Here’s an example of using a derived table (a subquery placed in the FROM clause) to get the same result:

SELECT
    AVG(CAST(fc.NumFeedback AS FLOAT)) AS AvgFeedbackPerProduct
FROM (
    SELECT
        f.ProductID,
        COUNT(*) AS NumFeedback
    FROM GearHub.Feedback AS f
    GROUP BY f.ProductID
    HAVING COUNT(*) > 0
) AS fc;

Result:

2.5

The logic is identical in that it first aggregates the feedback counts per product, then it takes the average of those counts.

Here’s what’s different:

• The inner SELECT … GROUP BY that previously lived inside the CTE is now a subquery (fc) that appears right after FROM.
• The outer SELECT works on that derived table exactly the same way it did on the CTE.

Here’s a breakdown of why you might choose one over the other:

Aspect	CTE (WITH … AS (…))	Derived Table (subquery)
Readability	Gives the aggregation a name (FeedbackCounts) that can be referenced later in the same statement. Helpful when the same result set is used multiple times.	Keeps everything in a single SELECT block. For a one‑off calculation it can feel a little tighter.
Reusability	You can reference the CTE multiple times in the same query (e.g., join it to another table, filter it again).	To reuse the same aggregation you’d have to repeat the subquery or wrap it in a view.
Performance	Modern SQL engines treat both forms similarly; the optimizer usually produces the same execution plan.	Same as CTE for a single use; no measurable difference.
Complexity	Slightly more lines because of the separate WITH clause, but the logical steps are clearer.	Fewer keywords, all in one place.

Another way to do it is to embed the aggregation directly in the AVG() call:

SELECT
    AVG(CAST(cnt AS FLOAT)) AS AvgFeedbackPerProduct
FROM (
    SELECT COUNT(*) AS cnt
    FROM GearHub.Feedback AS f
    GROUP BY f.ProductID
    HAVING COUNT(*) > 0
) AS x;

Result:

2.5

Here the inner query only returns the count column (cnt). The outer query averages those values. Functionally it’s identical to the CTE version.

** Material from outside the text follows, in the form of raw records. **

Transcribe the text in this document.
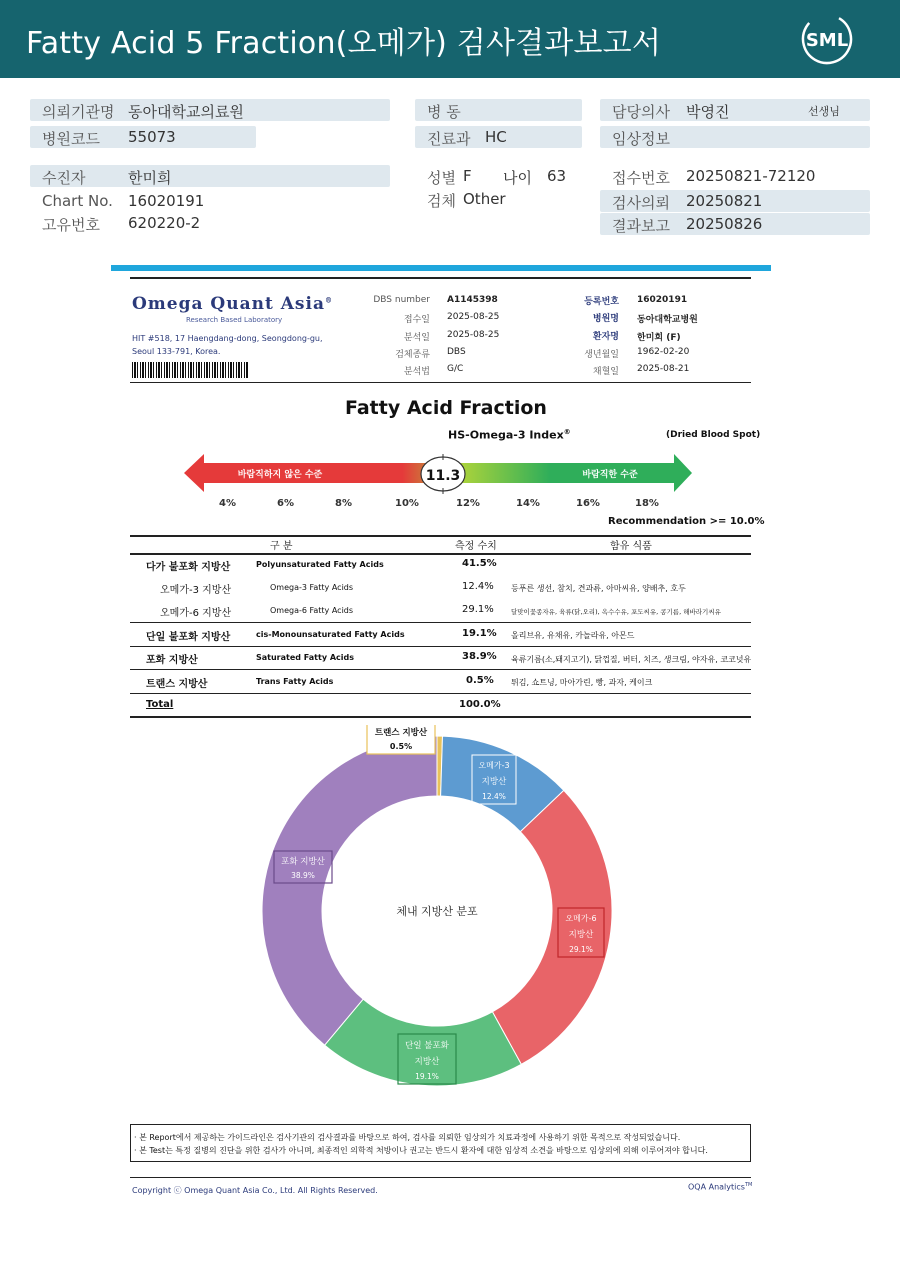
Fatty Acid 5 Fraction(오메가) 검사결과보고서	SML
의뢰기관명 동아대학교의료원
병원코드 55073
병 동
진료과 HC
담당의사 박영진	선생님
임상정보
수진자	한미희
Chart No. 16020191
고유번호 620220-2
성별 F 나이 63
검체 Other
접수번호 20250821-72120
검사의뢰 20250821
결과보고 20250826
Omega Quant Asia®
Research Based Laboratory
HIT #518, 17 Haengdang-dong, Seongdong-gu,
Seoul 133-791, Korea.
DBS number A1145398
접수일 2025-08-25
분석일 2025-08-25
검체종류 DBS
분석법 G/C
등록번호 16020191
병원명 동아대학교병원
환자명 한미희 (F)
생년월일 1962-02-20
채혈일 2025-08-21
Fatty Acid Fraction
HS-Omega-3 Index®	(Dried Blood Spot)
바람직하지 않은 수준	바람직한 수준
11.3
4%	6%	8%	10%	12%	14%	16%	18%
Recommendation >= 10.0%
구 분	측정 수치	함유 식품
다가 불포화 지방산	Polyunsaturated Fatty Acids	41.5%
오메가-3 지방산	Omega-3 Fatty Acids	12.4% 등푸른 생선, 참치, 견과류, 아마씨유, 양배추, 호두
오메가-6 지방산	Omega-6 Fatty Acids	29.1%	달맞이꽃종자유, 육류(닭,오리), 옥수수유, 포도씨유, 콩기름, 해바라기씨유
단일 불포화 지방산	cis-Monounsaturated Fatty Acids	19.1% 올리브유, 유채유, 카놀라유, 아몬드
포화 지방산	Saturated Fatty Acids	38.9% 육류기름(소,돼지고기), 닭껍질, 버터, 치즈, 생크림, 야자유, 코코넛유
트랜스 지방산	Trans Fatty Acids	0.5% 튀김, 쇼트닝, 마아가린, 빵, 과자, 케이크
Total	100.0%
체내 지방산 분포
트랜스 지방산
0.5%
오메가-3
지방산
12.4%
오메가-6
지방산
29.1%
단일 불포화
지방산
19.1%
포화 지방산
38.9%
· 본 Report에서 제공하는 가이드라인은 검사기관의 검사결과를 바탕으로 하여, 검사를 의뢰한 임상의가 치료과정에 사용하기 위한 목적으로 작성되었습니다.
· 본 Test는 특정 질병의 진단을 위한 검사가 아니며, 최종적인 의학적 처방이나 권고는 반드시 환자에 대한 임상적 소견을 바탕으로 임상의에 의해 이루어져야 합니다.
Copyright ⓒ Omega Quant Asia Co., Ltd. All Rights Reserved.	OQA Analytics™
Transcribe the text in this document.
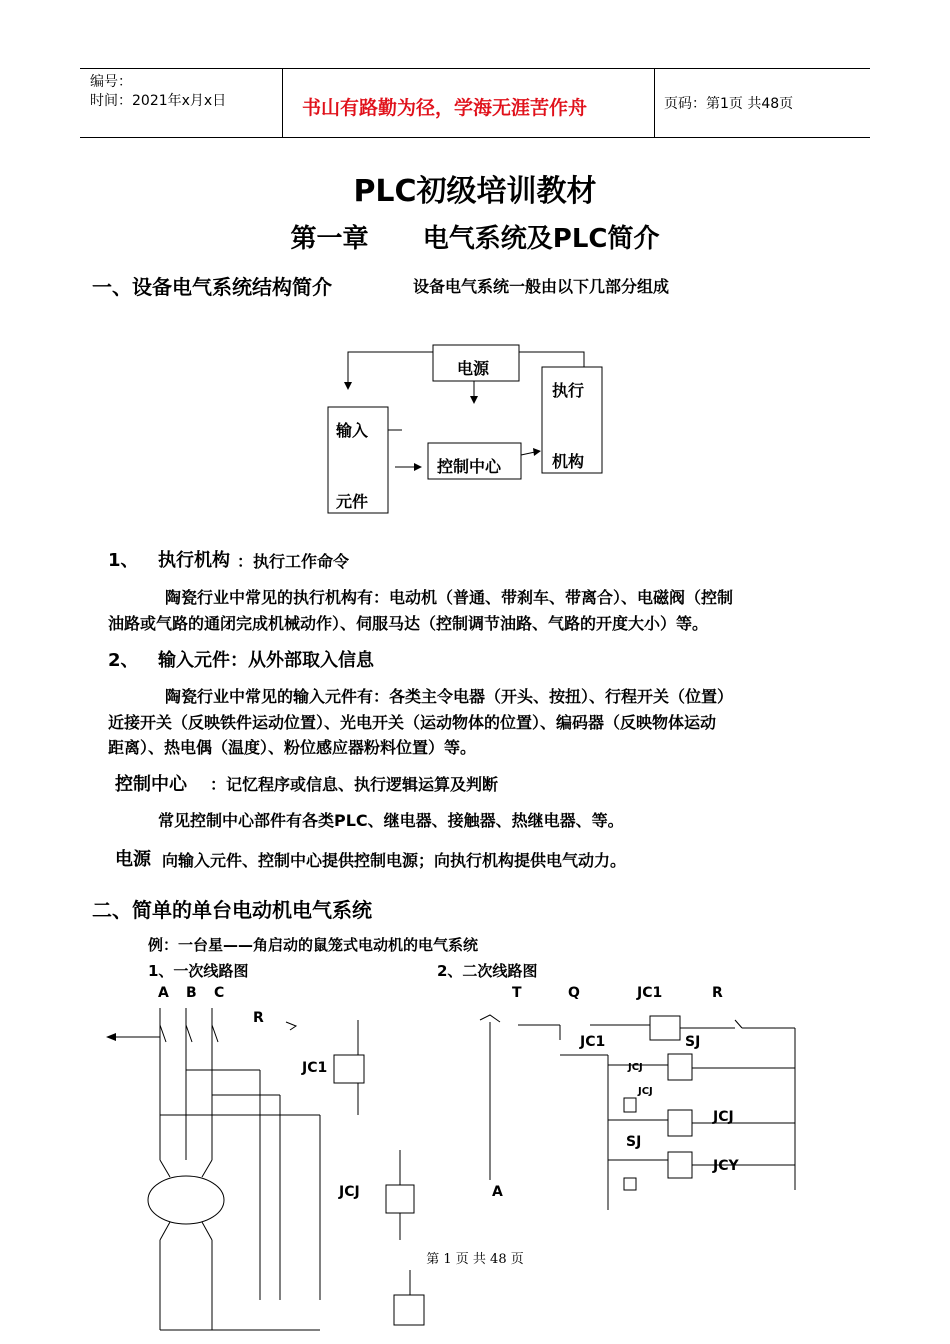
编号：
时间：2021年x月x日	书山有路勤为径，学海无涯苦作舟	页码：第1页 共48页
PLC初级培训教材
第一章      电气系统及PLC简介
一、设备电气系统结构简介	设备电气系统一般由以下几部分组成
电源
执行
机构
输入
元件
控制中心
1、 执行机构 ：执行工作命令
陶瓷行业中常见的执行机构有：电动机（普通、带刹车、带离合）、电磁阀（控制
油路或气路的通闭完成机械动作）、伺服马达（控制调节油路、气路的开度大小）等。
2、 输入元件：从外部取入信息
陶瓷行业中常见的输入元件有：各类主令电器（开头、按扭）、行程开关（位置）
近接开关（反映铁件运动位置）、光电开关（运动物体的位置）、编码器（反映物体运动
距离）、热电偶（温度）、粉位感应器粉料位置）等。
控制中心 ：记忆程序或信息、执行逻辑运算及判断
常见控制中心部件有各类PLC、继电器、接触器、热继电器、等。
电源 向输入元件、控制中心提供控制电源；向执行机构提供电气动力。
二、简单的单台电动机电气系统
例：一台星——角启动的鼠笼式电动机的电气系统
1、一次线路图	2、二次线路图
A B C
R
JC1
JCJ
T	Q	JC1	R
JC1	SJ
JCJ
JCJ
JCJ
SJ
JCY
A
第 1 页 共 48 页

Our CTE example is quite simple, but we could easily expand the CTE query to be a lot more complex. This would allow our outer query to remain relatively simple while the CTE performs the bulk of the heavy lifting. Feel free to experiment with the schema and data from this example. The basic idea remains the same in that you can use a CTE to isolate a subquery, then apply further aggregation on top of it.